Михаил Веллер - Приключения майора Звягина. Роман воспитания
— Все бессмысленно, — проповедовал Матвей с носилок. — Почему самые лучшие люди должны в жизни столько мучиться? Зачем чего-то добиваться, если все равно когда-нибудь умрешь? К чему все, если Солнце когда-нибудь погаснет, и жизнь на Земле кончится?
Горестные сетования сыпались из него, как в финале античной трагедии.
— Бешенство мозга, — поставил диагноз Гриша, и уточнил, — зажравшегося. Вот поработал бы ты на моем месте, когда каждую смену люди у тебя под руками умереть норовят, а ты их откачиваешь — может, и поумнел бы. Понял бы смысл жизни.

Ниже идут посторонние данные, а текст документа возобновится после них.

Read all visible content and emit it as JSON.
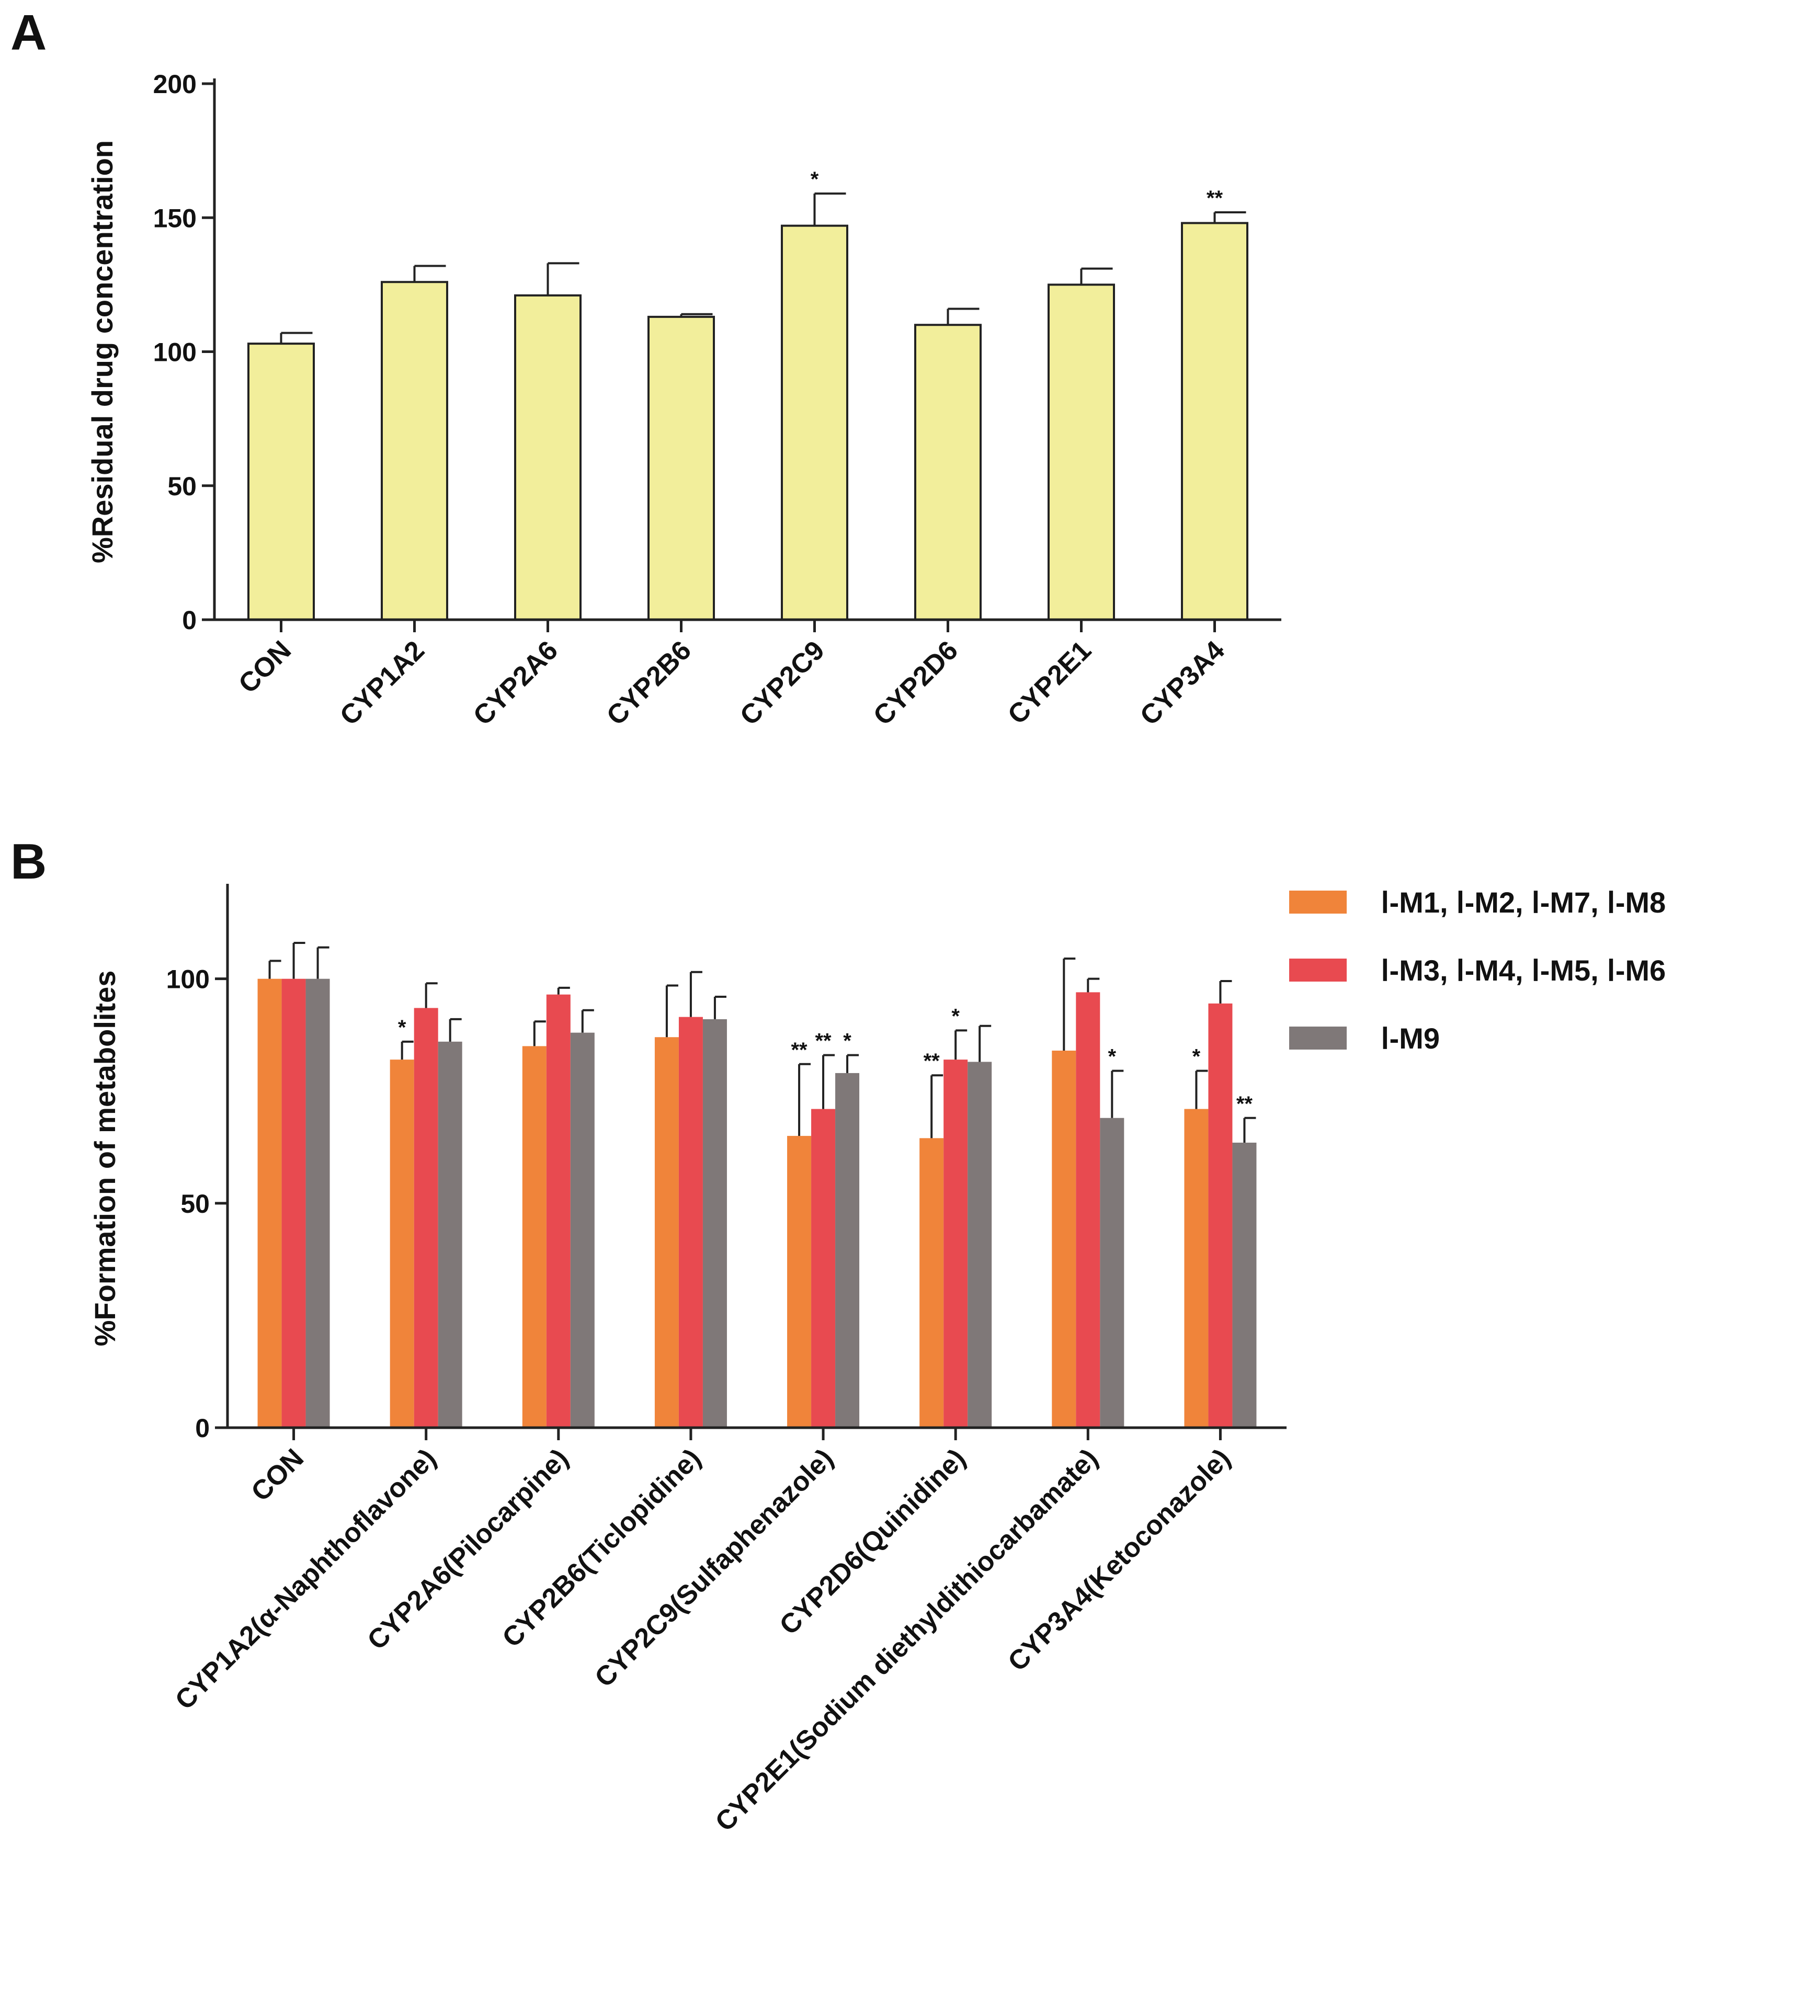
{
  "chart_data": [
    {
      "panel": "A",
      "type": "bar",
      "title": "",
      "xlabel": "",
      "ylabel": "%Residual drug concentration",
      "ylim": [
        0,
        200
      ],
      "yticks": [
        0,
        50,
        100,
        150,
        200
      ],
      "grid": false,
      "bar_color": "#f2ee9b",
      "categories": [
        "CON",
        "CYP1A2",
        "CYP2A6",
        "CYP2B6",
        "CYP2C9",
        "CYP2D6",
        "CYP2E1",
        "CYP3A4"
      ],
      "values": [
        103,
        126,
        121,
        113,
        147,
        110,
        125,
        148
      ],
      "errors": [
        4,
        6,
        12,
        1,
        12,
        6,
        6,
        4
      ],
      "significance": [
        "",
        "",
        "",
        "",
        "*",
        "",
        "",
        "**"
      ]
    },
    {
      "panel": "B",
      "type": "bar",
      "title": "",
      "xlabel": "",
      "ylabel": "%Formation of metabolites",
      "ylim": [
        0,
        120
      ],
      "yticks": [
        0,
        50,
        100
      ],
      "grid": false,
      "legend_position": "top-right",
      "categories": [
        "CON",
        "CYP1A2(α-Naphthoflavone)",
        "CYP2A6(Pilocarpine)",
        "CYP2B6(Ticlopidine)",
        "CYP2C9(Sulfaphenazole)",
        "CYP2D6(Quinidine)",
        "CYP2E1(Sodium diethyldithiocarbamate)",
        "CYP3A4(Ketoconazole)"
      ],
      "series": [
        {
          "name": "Ⅰ-M1, Ⅰ-M2, Ⅰ-M7, Ⅰ-M8",
          "color": "#f0843a",
          "values": [
            100,
            82,
            85,
            87,
            65,
            64.5,
            84,
            71
          ],
          "errors": [
            4,
            4,
            5.5,
            11.5,
            16,
            14,
            20.5,
            8.5
          ],
          "significance": [
            "",
            "*",
            "",
            "",
            "**",
            "**",
            "",
            "*"
          ]
        },
        {
          "name": "Ⅰ-M3, Ⅰ-M4, Ⅰ-M5, Ⅰ-M6",
          "color": "#e84a50",
          "values": [
            100,
            93.5,
            96.5,
            91.5,
            71,
            82,
            97,
            94.5
          ],
          "errors": [
            8,
            5.5,
            1.5,
            10,
            12,
            6.5,
            3,
            5
          ],
          "significance": [
            "",
            "",
            "",
            "",
            "**",
            "*",
            "",
            ""
          ]
        },
        {
          "name": "Ⅰ-M9",
          "color": "#7f7878",
          "values": [
            100,
            86,
            88,
            91,
            79,
            81.5,
            69,
            63.5
          ],
          "errors": [
            7,
            5,
            5,
            5,
            4,
            8,
            10.5,
            5.5
          ],
          "significance": [
            "",
            "",
            "",
            "",
            "*",
            "",
            "*",
            "**"
          ]
        }
      ]
    }
  ]
}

— А вы уверены, что их всех стоит спасать? — вопросил Матвей. — А если кто-то из них приносит лишь зло? А если кто-то все равно скоро умрет, испытав лишь ненужные мучения?..
— Знакомая постановка вопроса, — одобрил Звягин. — Гуманная. Глубоко философская. А главное — позволяющая ничего не делать.
Въехали под арку и остановились во дворе. Гриша поднялся на крыльцо, позвонил.
— Мне жаль вас, — соболезнующе сообщил Матвей на прощание. — Живете, не задумываясь… Верите в пользу… Рабочая пчела… Впрочем, вы счастливы.
— Видал наглецов, — сказал Звягин, — сам наглец, но такой — это редкость. Мотя-обормотя. Мне бы твои проблемы.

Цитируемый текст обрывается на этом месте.